Once you get past the vendor process, you must ensure a proper implementation: you fulfil the expectations. What’s interesting with Minna, is that they believe that even if you successfully release your product, you haven’t done 50% of the work yet.

Don’t leave it with integration, but make sure you have a clear governance process on both sides to make the integration into realised value.

Joakim: “We are very dedicated to what we call a king-pin strategy. If you look at all our customers, from Lloyds to ING, to Swedbank and Danske Bank, you see that it is either the biggest or second-biggest bank in their market.
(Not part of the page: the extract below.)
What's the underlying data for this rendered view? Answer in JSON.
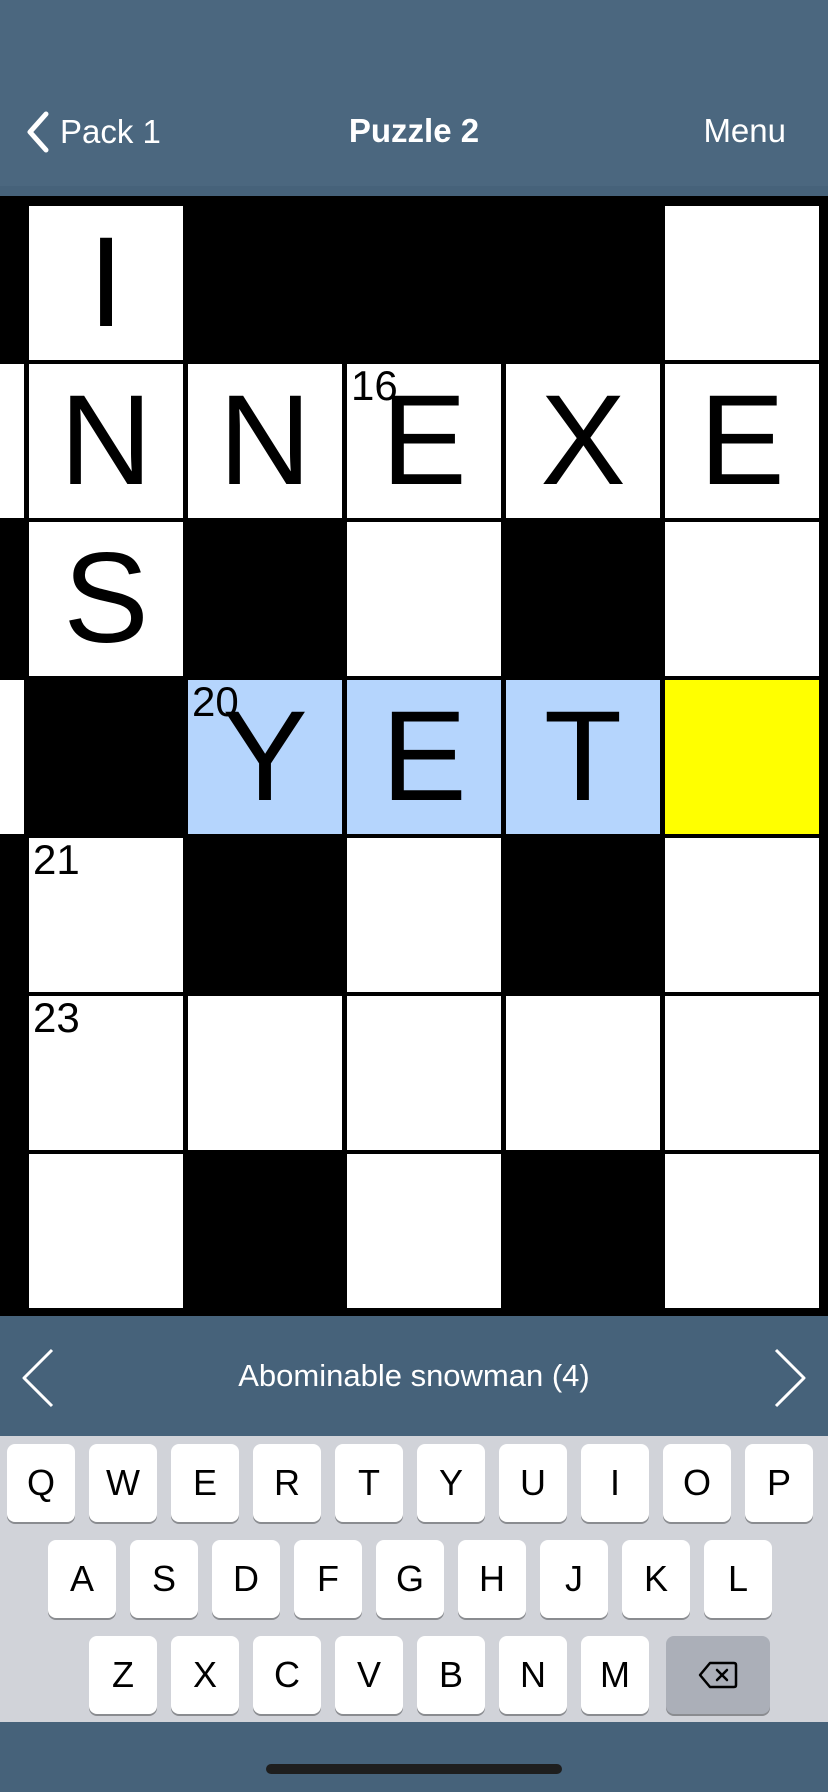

If you’re running this kind of complex software deliveries, you will not deliver off the shelf products: it will have some level of customisation, adaptations and most importantly: some form of uniqueness and positioning that will benefit the bank.”

Is it a coincidence that one of their shareholders is Visa, one of those companies that genuinely excels in account management? Abhishek: “The one thing that Visa and Mastercard do exceptionally well is relationship management. I couldn’t get rid of the account managers [in a previous career] in such projects, even if I wanted to basically. They would be there knocking on my door every month, and that is because of the way they work. The contracts they offer include the possibility to claim back part of the money of a project through support in marketing campaigns or other activities.

They would constantly come with ideas on what you can do for your campaigns that essentially help you achieve your objectives.”

Conclusion

Scarcity of resources and time is changing the priorities of organisations today, big and small. That explains why fintech-bank partnerships are so important for a bank’s strategy: working together can save time. On the other hand, exactly this scarcity also explains why both banks and fintech should be more selective in the partners they choose.

That is for me one of the key lessons here. Communication is not just about getting to know each other, but also a way to get an idea if a partnership makes sense, and to get this idea early stage. That is the only way to succeed in challenging times like these, in my opinion.